_
"Uma nova época não pode começar sem olharmos também para aquilo que ameaça a sua serenidade e a credibilidade das competições", começa por escreve André Villas-Boas na mais recente edição da revista Dragões, publicada esta segunda-feira, sugerindo, mais à frente, que Luciano Gonçalves deveria suspender temporariamente as suas funções enquanto presidente do Conselho de Arbitragem da Federação Portuguesa de Futebol.
"O setor da arbitragem inicia a temporada envolvido numa crise institucional que não augura nada de bom. O FC Porto alertou repetidamente, ao longo da última época, para fragilidades no funcionamento do Conselho de Arbitragem, para a instabilidade criada sobre os árbitros e para a necessidade de maior independência, uniformidade de critérios, profissionalização e transparência bem como a renovação tardia da tecnologia VAR", prosseguiu o presidente do FC Porto, indo depois às notícias recentes a dar conta que chegaram à Polícia Judiciária suspeitas de corrupção relacionadas com as nomeações de árbitros.
"O processo disciplinar relativo às alegadas interferências nas nomeações foi arquivado pelo Conselho de Justiça por insuficiência de indícios e proteção das comunicações privadas. Esse arquivamento deve ser respeitado mas não atenua a desconfiança instalada na liderança do setor. As notícias recentemente conhecidas dão conta de que a Polícia Judiciária recebeu uma participação e está a desenvolver diligências sobre suspeitas de corrupção e tráfico de influências relacionadas com essas nomeações. Não antecipamos conclusões, não fazemos condenações públicas e não nos substituímos às autoridades. Esperamos, isso sim, um apuramento célere, rigoroso e completo", escreve ainda André Villas-Boas, visando de seguida Luciano Gonçalves.

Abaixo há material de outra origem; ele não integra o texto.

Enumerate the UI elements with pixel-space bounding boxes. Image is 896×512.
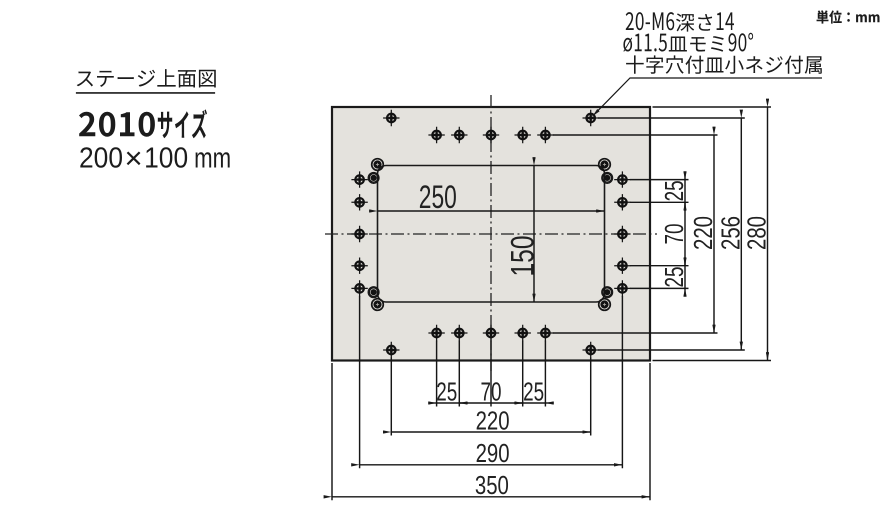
svg-text:25: 25 — [659, 180, 689, 201]
svg-text:280: 280 — [742, 216, 772, 250]
svg-text:25: 25 — [523, 376, 544, 406]
svg-text:220: 220 — [688, 216, 718, 250]
svg-text:200×100mm: 200×100mm — [79, 140, 231, 175]
svg-text:220: 220 — [476, 405, 510, 435]
svg-text:70: 70 — [659, 224, 689, 245]
svg-text:150: 150 — [504, 236, 540, 277]
svg-text:25: 25 — [436, 376, 457, 406]
svg-text:290: 290 — [476, 438, 510, 468]
svg-text:70: 70 — [481, 376, 502, 406]
svg-text:350: 350 — [475, 470, 509, 500]
svg-text:25: 25 — [659, 267, 689, 288]
svg-text:250: 250 — [419, 179, 457, 215]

"Consideramos por isso prudente que o Presidente do Conselho de Arbitragem suspenda temporariamente as suas funções enquanto defende o seu bom nome e os factos sejam esclarecidos. Não como antecipação de culpa, mas como proteção da própria pessoa, da função que exerce e da instituição que representa", considera o presidente do FC Porto, concluindo, depois, sobre o tema.
"Esperamos também uma posição mais firme e clara da Federação Portuguesa de Futebol. A sua Direção assumiu diretamente o pelouro da arbitragem e não pode tratar esta crise como uma mera divergência interna. O que está em causa é a confiança nos processos, nas nomeações e na integridade das competições após uma época desastrosa", rematou André Villas-Boas.